French officials admitted Redoine Faid’s daring helicopter escape from a prison near Paris was ‘spectaculaire,’ and maybe there was a little security issue, too.
But nothing was done. And as if on cue, Faid broke out of the prison at Réau near southeastern Paris late Sunday morning in a helicopter escape so “spectaculaire,” in the words of one French official, that he bested the Hollywood bad guys in films like Scarface and Heat that he often said inspired him.
Faid, 46, a bank and armored-car robber, is a legend in France for blasting his way out of another prison in 2013 using dynamite and taking four wardens hostage. In the ’90s he ran a robbery ring and when police moved in, he fled to Israel disguised as an Orthodox Jew and learned to speak Hebrew.
But he fooled the country in 2010 when he published a memoir called Braqueur, (Bank Robber). The book has a cover blurb from Heat director Michael Mann whom Faid approached at a Paris film festival in 2009. Faid told Mann, who directed Robert De Niro and Al Pacino in the gangster film, that he had been his de facto “technical adviser.”
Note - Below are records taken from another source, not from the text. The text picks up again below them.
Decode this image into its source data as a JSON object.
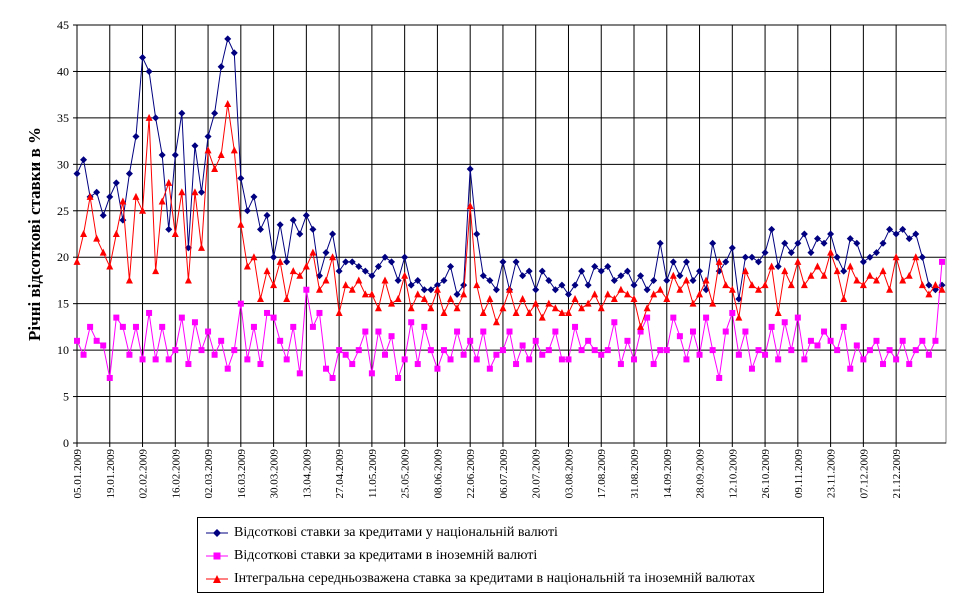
{
  "chart_data": {
    "type": "line",
    "ylabel": "Річні відсоткові ставки в %",
    "xlabel": "",
    "ylim": [
      0,
      45
    ],
    "yticks": [
      0,
      5,
      10,
      15,
      20,
      25,
      30,
      35,
      40,
      45
    ],
    "grid": true,
    "legend_placement": "bottom",
    "x_tick_labels": [
      "05.01.2009",
      "19.01.2009",
      "02.02.2009",
      "16.02.2009",
      "02.03.2009",
      "16.03.2009",
      "30.03.2009",
      "13.04.2009",
      "27.04.2009",
      "11.05.2009",
      "25.05.2009",
      "08.06.2009",
      "22.06.2009",
      "06.07.2009",
      "20.07.2009",
      "03.08.2009",
      "17.08.2009",
      "31.08.2009",
      "14.09.2009",
      "28.09.2009",
      "12.10.2009",
      "26.10.2009",
      "09.11.2009",
      "23.11.2009",
      "07.12.2009",
      "21.12.2009"
    ],
    "series": [
      {
        "name": "Відсоткові ставки за кредитами у національній валюті",
        "color": "#000080",
        "marker": "diamond",
        "values": [
          29,
          30.5,
          26.5,
          27,
          24.5,
          26.5,
          28,
          24,
          29,
          33,
          41.5,
          40,
          35,
          31,
          23,
          31,
          35.5,
          21,
          32,
          27,
          33,
          35.5,
          40.5,
          43.5,
          42,
          28.5,
          25,
          26.5,
          23,
          24.5,
          20,
          23.5,
          19.5,
          24,
          22.5,
          24.5,
          23,
          18,
          20.5,
          22.5,
          18.5,
          19.5,
          19.5,
          19,
          18.5,
          18,
          19,
          20,
          19.5,
          17.5,
          20,
          17,
          17.5,
          16.5,
          16.5,
          17,
          17.5,
          19,
          16,
          17,
          29.5,
          22.5,
          18,
          17.5,
          16.5,
          19.5,
          16.5,
          19.5,
          18,
          18.5,
          16.5,
          18.5,
          17.5,
          16.5,
          17,
          16,
          17,
          18.5,
          17,
          19,
          18.5,
          19,
          17.5,
          18,
          18.5,
          17,
          18,
          16.5,
          17.5,
          21.5,
          17.5,
          19.5,
          18,
          19.5,
          17.5,
          18.5,
          16.5,
          21.5,
          18.5,
          19.5,
          21,
          15.5,
          20,
          20,
          19.5,
          20.5,
          23,
          19,
          21.5,
          20.5,
          21.5,
          22.5,
          20.5,
          22,
          21.5,
          22.5,
          20,
          18.5,
          22,
          21.5,
          19.5,
          20,
          20.5,
          21.5,
          23,
          22.5,
          23,
          22,
          22.5,
          20,
          17,
          16.5,
          17
        ]
      },
      {
        "name": "Відсоткові ставки за кредитами в іноземній валюті",
        "color": "#FF00FF",
        "marker": "square",
        "values": [
          11,
          9.5,
          12.5,
          11,
          10.5,
          7,
          13.5,
          12.5,
          9.5,
          12.5,
          9,
          14,
          9,
          12.5,
          9,
          10,
          13.5,
          8.5,
          13,
          10,
          12,
          9.5,
          11,
          8,
          10,
          15,
          9,
          12.5,
          8.5,
          14,
          13.5,
          11,
          9,
          12.5,
          7.5,
          16.5,
          12.5,
          14,
          8,
          7,
          10,
          9.5,
          8.5,
          10,
          12,
          7.5,
          12,
          9.5,
          11.5,
          7,
          9,
          13,
          8.5,
          12.5,
          10,
          8,
          10,
          9,
          12,
          9.5,
          11,
          9,
          12,
          8,
          9.5,
          10,
          12,
          8.5,
          10.5,
          9,
          11,
          9.5,
          10,
          12,
          9,
          9,
          12.5,
          10,
          11,
          10,
          9.5,
          10,
          13,
          8.5,
          11,
          9,
          12,
          13.5,
          8.5,
          10,
          10,
          13.5,
          11.5,
          9,
          12,
          9.5,
          13.5,
          10,
          7,
          12,
          14,
          9.5,
          12,
          8,
          10,
          9.5,
          12.5,
          9,
          13,
          10,
          13.5,
          9,
          11,
          10.5,
          12,
          11,
          10,
          12.5,
          8,
          10.5,
          9,
          10,
          11,
          8.5,
          10,
          9,
          11,
          8.5,
          10,
          11,
          9.5,
          11,
          19.5
        ]
      },
      {
        "name": "Інтегральна середньозважена ставка за кредитами в національній та іноземній валютах",
        "color": "#FF0000",
        "marker": "triangle",
        "values": [
          19.5,
          22.5,
          26.5,
          22,
          20.5,
          19,
          22.5,
          26,
          17.5,
          26.5,
          25,
          35,
          18.5,
          26,
          28,
          22.5,
          27,
          17.5,
          27,
          21,
          31.5,
          29.5,
          31,
          36.5,
          31.5,
          23.5,
          19,
          20,
          15.5,
          18.5,
          17,
          19.5,
          15.5,
          18.5,
          18,
          19,
          20.5,
          16.5,
          17.5,
          20,
          14,
          17,
          16.5,
          17.5,
          16,
          16,
          14.5,
          17.5,
          15,
          15.5,
          18,
          14.5,
          16,
          15.5,
          14.5,
          16.5,
          14,
          15.5,
          14.5,
          16,
          25.5,
          17,
          14,
          15.5,
          13,
          14.5,
          16.5,
          14,
          15.5,
          14,
          15,
          13.5,
          15,
          14.5,
          14,
          14,
          15.5,
          14.5,
          15,
          16,
          14.5,
          16,
          15.5,
          16.5,
          16,
          15.5,
          12.5,
          14.5,
          16,
          16.5,
          15.5,
          18,
          16.5,
          17.5,
          15,
          16,
          17.5,
          15,
          19.5,
          17,
          16.5,
          13.5,
          18.5,
          17,
          16.5,
          17,
          19,
          14,
          18.5,
          17,
          19.5,
          17,
          18,
          19,
          18,
          20.5,
          18.5,
          15.5,
          19,
          17.5,
          17,
          18,
          17.5,
          18.5,
          16.5,
          20,
          17.5,
          18,
          20,
          17,
          16,
          17,
          16.5
        ]
      }
    ]
  }
}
When his book was published, Faid made the rounds of TV shows dressed nattily in a crisp white shirt proclaiming himself a changed man and a bandit no more. “My demons aren’t asleep, they’re completely dead,” Faid said in 2010.
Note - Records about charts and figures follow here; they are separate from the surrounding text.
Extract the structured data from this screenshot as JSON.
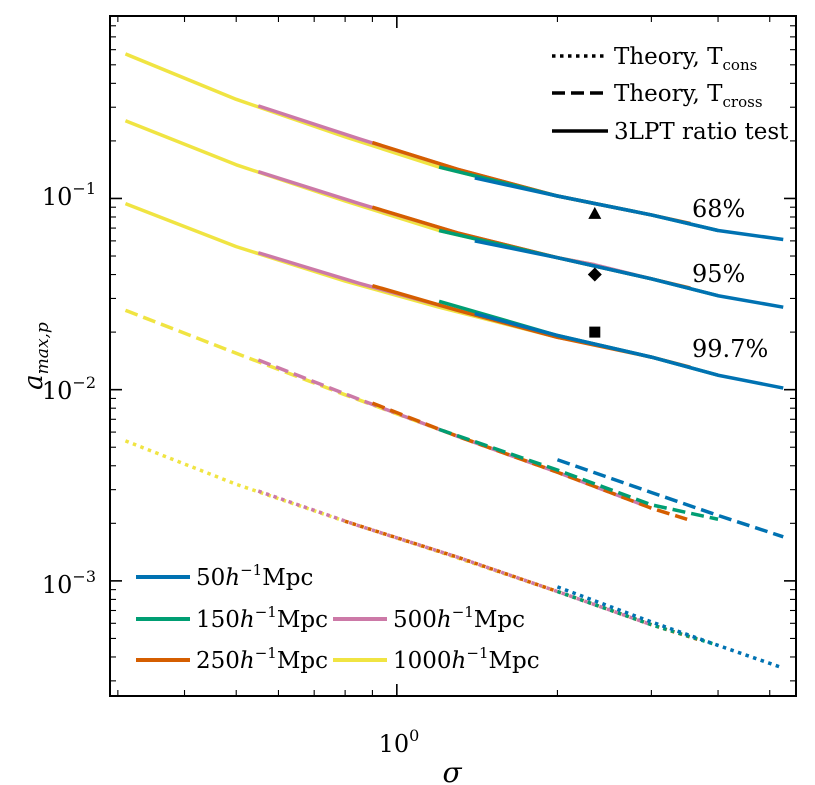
{
  "chart_data": {
    "type": "line",
    "xlabel": "σ",
    "ylabel_main": "a",
    "ylabel_sub": "max,p",
    "xscale": "log",
    "yscale": "log",
    "xlim": [
      0.29,
      5.6
    ],
    "ylim": [
      0.00025,
      0.9
    ],
    "x_tick_labels": [
      {
        "value": 1,
        "base": "10",
        "exp": "0"
      }
    ],
    "y_tick_labels": [
      {
        "value": 0.1,
        "base": "10",
        "exp": "−1"
      },
      {
        "value": 0.01,
        "base": "10",
        "exp": "−2"
      },
      {
        "value": 0.001,
        "base": "10",
        "exp": "−3"
      }
    ],
    "style_legend": {
      "placement": "top-right",
      "items": [
        {
          "style": "dotted",
          "text": "Theory, T",
          "sub": "cons"
        },
        {
          "style": "dashed",
          "text": "Theory, T",
          "sub": "cross"
        },
        {
          "style": "solid",
          "text": "3LPT ratio test",
          "sub": ""
        }
      ]
    },
    "box_legend": {
      "placement": "bottom-left",
      "items": [
        {
          "name": "50",
          "color": "#0072B2"
        },
        {
          "name": "150",
          "color": "#009E73"
        },
        {
          "name": "250",
          "color": "#D55E00"
        },
        {
          "name": "500",
          "color": "#CC79A7"
        },
        {
          "name": "1000",
          "color": "#F0E442"
        }
      ],
      "unit_h": "h",
      "unit_exp": "−1",
      "unit_mpc": "Mpc"
    },
    "annotations": [
      {
        "text": "68%",
        "x": 3.6,
        "y": 0.075
      },
      {
        "text": "95%",
        "x": 3.6,
        "y": 0.033
      },
      {
        "text": "99.7%",
        "x": 3.6,
        "y": 0.013
      }
    ],
    "markers": [
      {
        "shape": "triangle",
        "x": 2.35,
        "y": 0.083
      },
      {
        "shape": "diamond",
        "x": 2.35,
        "y": 0.04
      },
      {
        "shape": "square",
        "x": 2.35,
        "y": 0.02
      }
    ],
    "series": [
      {
        "name": "1000",
        "color": "#F0E442",
        "style": "solid",
        "x": [
          0.31,
          0.5,
          0.8,
          1.2,
          2.0,
          2.35
        ],
        "y": [
          0.57,
          0.33,
          0.21,
          0.146,
          0.103,
          0.094
        ]
      },
      {
        "name": "500",
        "color": "#CC79A7",
        "style": "solid",
        "x": [
          0.55,
          0.85,
          1.3,
          2.0,
          2.35,
          3.0
        ],
        "y": [
          0.305,
          0.205,
          0.142,
          0.103,
          0.094,
          0.082
        ]
      },
      {
        "name": "250",
        "color": "#D55E00",
        "style": "solid",
        "x": [
          0.9,
          1.3,
          2.0,
          3.0,
          3.55
        ],
        "y": [
          0.196,
          0.142,
          0.103,
          0.082,
          0.074
        ]
      },
      {
        "name": "150",
        "color": "#009E73",
        "style": "solid",
        "x": [
          1.2,
          2.0,
          3.0,
          4.0
        ],
        "y": [
          0.146,
          0.103,
          0.082,
          0.068
        ]
      },
      {
        "name": "50",
        "color": "#0072B2",
        "style": "solid",
        "x": [
          1.4,
          2.0,
          3.0,
          4.0,
          5.3
        ],
        "y": [
          0.128,
          0.103,
          0.082,
          0.068,
          0.061
        ]
      },
      {
        "name": "1000",
        "color": "#F0E442",
        "style": "solid",
        "x": [
          0.31,
          0.5,
          0.8,
          1.2,
          2.0,
          2.35
        ],
        "y": [
          0.255,
          0.15,
          0.097,
          0.068,
          0.049,
          0.045
        ]
      },
      {
        "name": "500",
        "color": "#CC79A7",
        "style": "solid",
        "x": [
          0.55,
          0.85,
          1.3,
          2.0,
          2.35,
          3.0
        ],
        "y": [
          0.138,
          0.094,
          0.066,
          0.049,
          0.045,
          0.038
        ]
      },
      {
        "name": "250",
        "color": "#D55E00",
        "style": "solid",
        "x": [
          0.9,
          1.3,
          2.0,
          3.0,
          3.55
        ],
        "y": [
          0.09,
          0.066,
          0.049,
          0.038,
          0.034
        ]
      },
      {
        "name": "150",
        "color": "#009E73",
        "style": "solid",
        "x": [
          1.2,
          2.0,
          3.0,
          4.0
        ],
        "y": [
          0.068,
          0.049,
          0.038,
          0.031
        ]
      },
      {
        "name": "50",
        "color": "#0072B2",
        "style": "solid",
        "x": [
          1.4,
          2.0,
          3.0,
          4.0,
          5.3
        ],
        "y": [
          0.06,
          0.049,
          0.038,
          0.031,
          0.027
        ]
      },
      {
        "name": "1000",
        "color": "#F0E442",
        "style": "solid",
        "x": [
          0.31,
          0.5,
          0.8,
          1.2,
          2.0,
          2.35
        ],
        "y": [
          0.094,
          0.056,
          0.037,
          0.027,
          0.0188,
          0.0173
        ]
      },
      {
        "name": "500",
        "color": "#CC79A7",
        "style": "solid",
        "x": [
          0.55,
          0.85,
          1.3,
          2.0,
          2.35,
          3.0
        ],
        "y": [
          0.052,
          0.036,
          0.026,
          0.0188,
          0.0173,
          0.0148
        ]
      },
      {
        "name": "250",
        "color": "#D55E00",
        "style": "solid",
        "x": [
          0.9,
          1.3,
          2.0,
          3.0,
          3.55
        ],
        "y": [
          0.035,
          0.026,
          0.0188,
          0.0148,
          0.0131
        ]
      },
      {
        "name": "150",
        "color": "#009E73",
        "style": "solid",
        "x": [
          1.2,
          2.0,
          3.0,
          4.0
        ],
        "y": [
          0.029,
          0.0192,
          0.0148,
          0.0119
        ]
      },
      {
        "name": "50",
        "color": "#0072B2",
        "style": "solid",
        "x": [
          1.4,
          2.0,
          3.0,
          4.0,
          5.3
        ],
        "y": [
          0.025,
          0.0192,
          0.0148,
          0.0119,
          0.0102
        ]
      },
      {
        "name": "1000",
        "color": "#F0E442",
        "style": "dashed",
        "x": [
          0.31,
          0.5,
          0.8,
          1.2,
          2.0
        ],
        "y": [
          0.026,
          0.0155,
          0.0094,
          0.0062,
          0.0037
        ]
      },
      {
        "name": "500",
        "color": "#CC79A7",
        "style": "dashed",
        "x": [
          0.55,
          0.85,
          1.3,
          2.0,
          3.0
        ],
        "y": [
          0.0143,
          0.0089,
          0.0057,
          0.0037,
          0.0024
        ]
      },
      {
        "name": "250",
        "color": "#D55E00",
        "style": "dashed",
        "x": [
          0.9,
          1.3,
          2.0,
          3.0,
          3.5
        ],
        "y": [
          0.0085,
          0.0057,
          0.0037,
          0.0024,
          0.0021
        ]
      },
      {
        "name": "150",
        "color": "#009E73",
        "style": "dashed",
        "x": [
          1.2,
          2.0,
          3.0,
          4.0
        ],
        "y": [
          0.0062,
          0.0038,
          0.0025,
          0.0021
        ]
      },
      {
        "name": "50",
        "color": "#0072B2",
        "style": "dashed",
        "x": [
          2.0,
          3.0,
          4.0,
          5.3
        ],
        "y": [
          0.0043,
          0.0029,
          0.0022,
          0.0017
        ]
      },
      {
        "name": "1000",
        "color": "#F0E442",
        "style": "dotted",
        "x": [
          0.31,
          0.5,
          0.8,
          1.2,
          2.0
        ],
        "y": [
          0.0054,
          0.0032,
          0.00205,
          0.00142,
          0.00088
        ]
      },
      {
        "name": "500",
        "color": "#CC79A7",
        "style": "dotted",
        "x": [
          0.55,
          0.85,
          1.3,
          2.0,
          3.0
        ],
        "y": [
          0.00295,
          0.00194,
          0.00133,
          0.00088,
          0.00059
        ]
      },
      {
        "name": "250",
        "color": "#D55E00",
        "style": "dotted",
        "x": [
          0.8,
          1.3,
          2.0,
          3.0,
          3.7
        ],
        "y": [
          0.00205,
          0.00133,
          0.00088,
          0.00059,
          0.00049
        ]
      },
      {
        "name": "150",
        "color": "#009E73",
        "style": "dotted",
        "x": [
          2.0,
          3.0,
          4.0
        ],
        "y": [
          0.00088,
          0.00059,
          0.00046
        ]
      },
      {
        "name": "50",
        "color": "#0072B2",
        "style": "dotted",
        "x": [
          2.0,
          3.0,
          4.0,
          5.3
        ],
        "y": [
          0.00093,
          0.00061,
          0.00046,
          0.00035
        ]
      }
    ]
  }
}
Faid was due to be transferred to a tougher prison in Dijon in September but in an prescient and sharply-worded email dated June 22, a penal system official, citing his 31 years of experience, said it was “very dangerous” to wait and they risked “very serious violence” if Faid wasn’t moved well before September.
Faid’s brother was visiting him in prison when two heavily-armed men burst into the room and extracted him using smoke bombs and power tools. A third man remained in the helicopter in the prison courtyard with the pilot, a flight instructor who had been abducted along with his aircraft in a nearby airfield prior to the brazen operation.
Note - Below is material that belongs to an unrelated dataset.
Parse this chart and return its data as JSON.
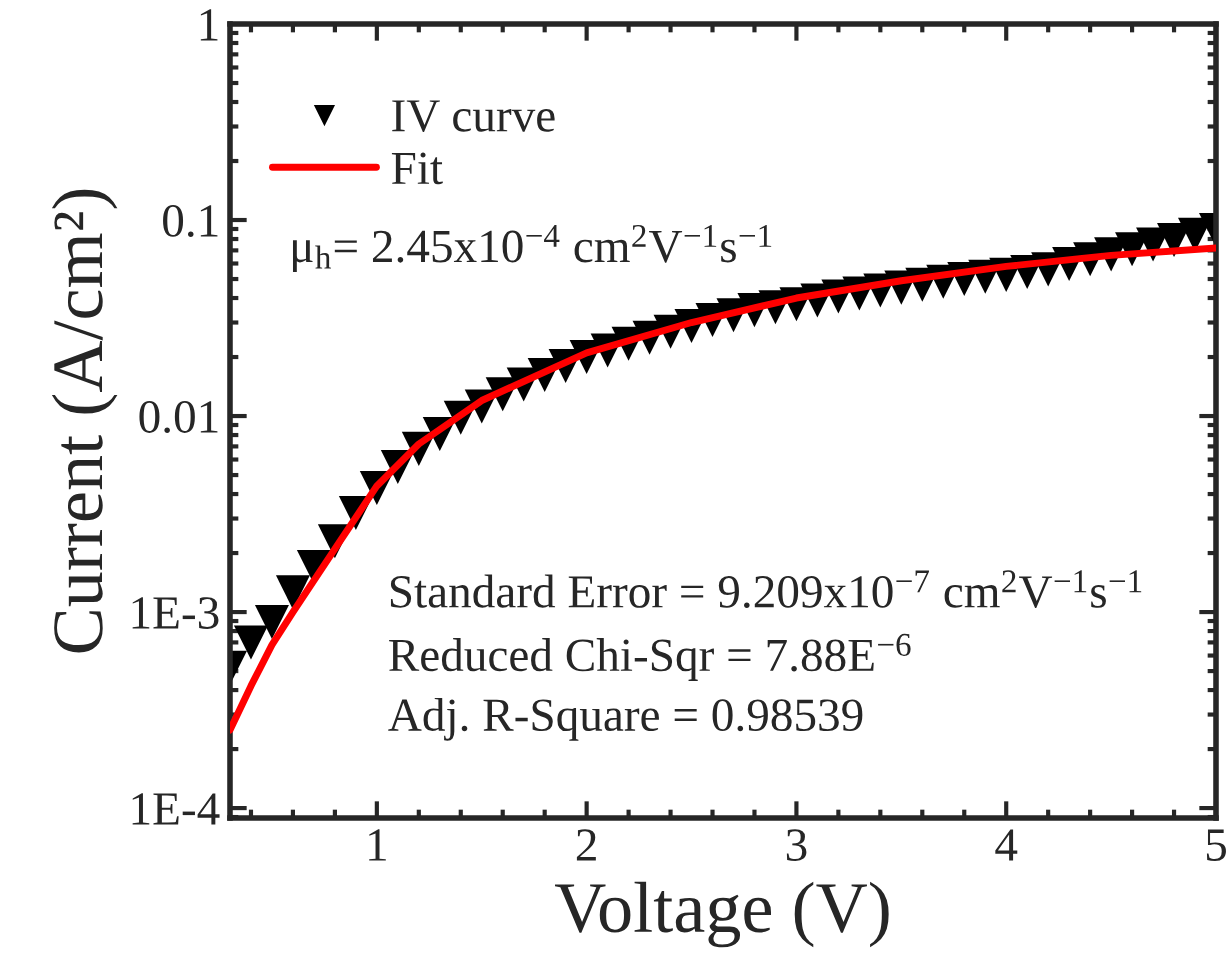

Faid apparently gave his accomplices excellent intel. French media reported that the courtyard in which they landed the chopper was the only one at the prison not fitted with anti-helicopter nets because it’s only normally used for inmates when they are being admitted or released.
The “terrified” instructor was released and discovered in a “state of shock,” French police said. The helicopter was abandoned northeast of Paris near Charles de Gaulle airport and lit partially on fire. Faid and his three cohorts jumped into a black Renault Megane, then switched that out for a white van with the word “Enedis” on the outside.
Embarrassed officials began blaming the media for allegedly glorifying Faid’s prison break. But they admitted there “may” have been a screw-up that allowed Faid to literally fly the coop again.
Of course the way the French phrased it made events leading up to the break late Sunday morning sound almost elegant. “Il y a peut-etre eu une… défaillance,” or “slight failure” involving security measures, Justice Minister Nicole Belloubet said.
But how long can Faid, who’s good at getting out but sometimes bad at eluding capture, stay on the lam? In 2013 he was arrested in a cheap, Paris-area hotel room just six weeks after his escape.
The good news for him is that he’s a hero to seemingly half the country, with inmates gleefully filming his helicopter from between prison bars as he flew up and away with his accomplices.
“What an over-the-top dazzling escape,” someone called Leopard-King wrote on social media after viewing the video. “Only a Frenchman could pull that off. No tunneling through a sewer system. No, no, it has to be an Ocean’s Eleven extravaganza! I’m surprised the helicopter did not pull a twenty foot banner advertising his new clothing line that is to drop this fall. How fabulous! Bravo!”
French actress Béatrice Dalle, 53, known for her love of controversy, posted her support on Instagram.
“May God protect you, bravo, all of France is with you, at least I am that’s for sure,” Dalle wrote before it was apparently deleted by the social network after an Internet firestorm, according to Europe 1.
Faid is a Frenchman of Algerian descent from a large family and is said to be so polite, charming, and well-dressed that people don’t realize he is actually a manipulative predator.
He first committed larceny at age six when he stole a shopping cart full of sweets from a supermarket near the housing project where he grew up in Creil. Before long he was a full-fledged juvenile delinquent and called the “Terror of Creil,” Le Monde reported.
Le Monde also quoted a source at the Réau prison who said Faid never engaged in conflicts or confrontations in jail but that he was someone “you had to be careful around. In some corner of his head, he never lost the idea of trying to escape. He was very polite; he always hid his game.”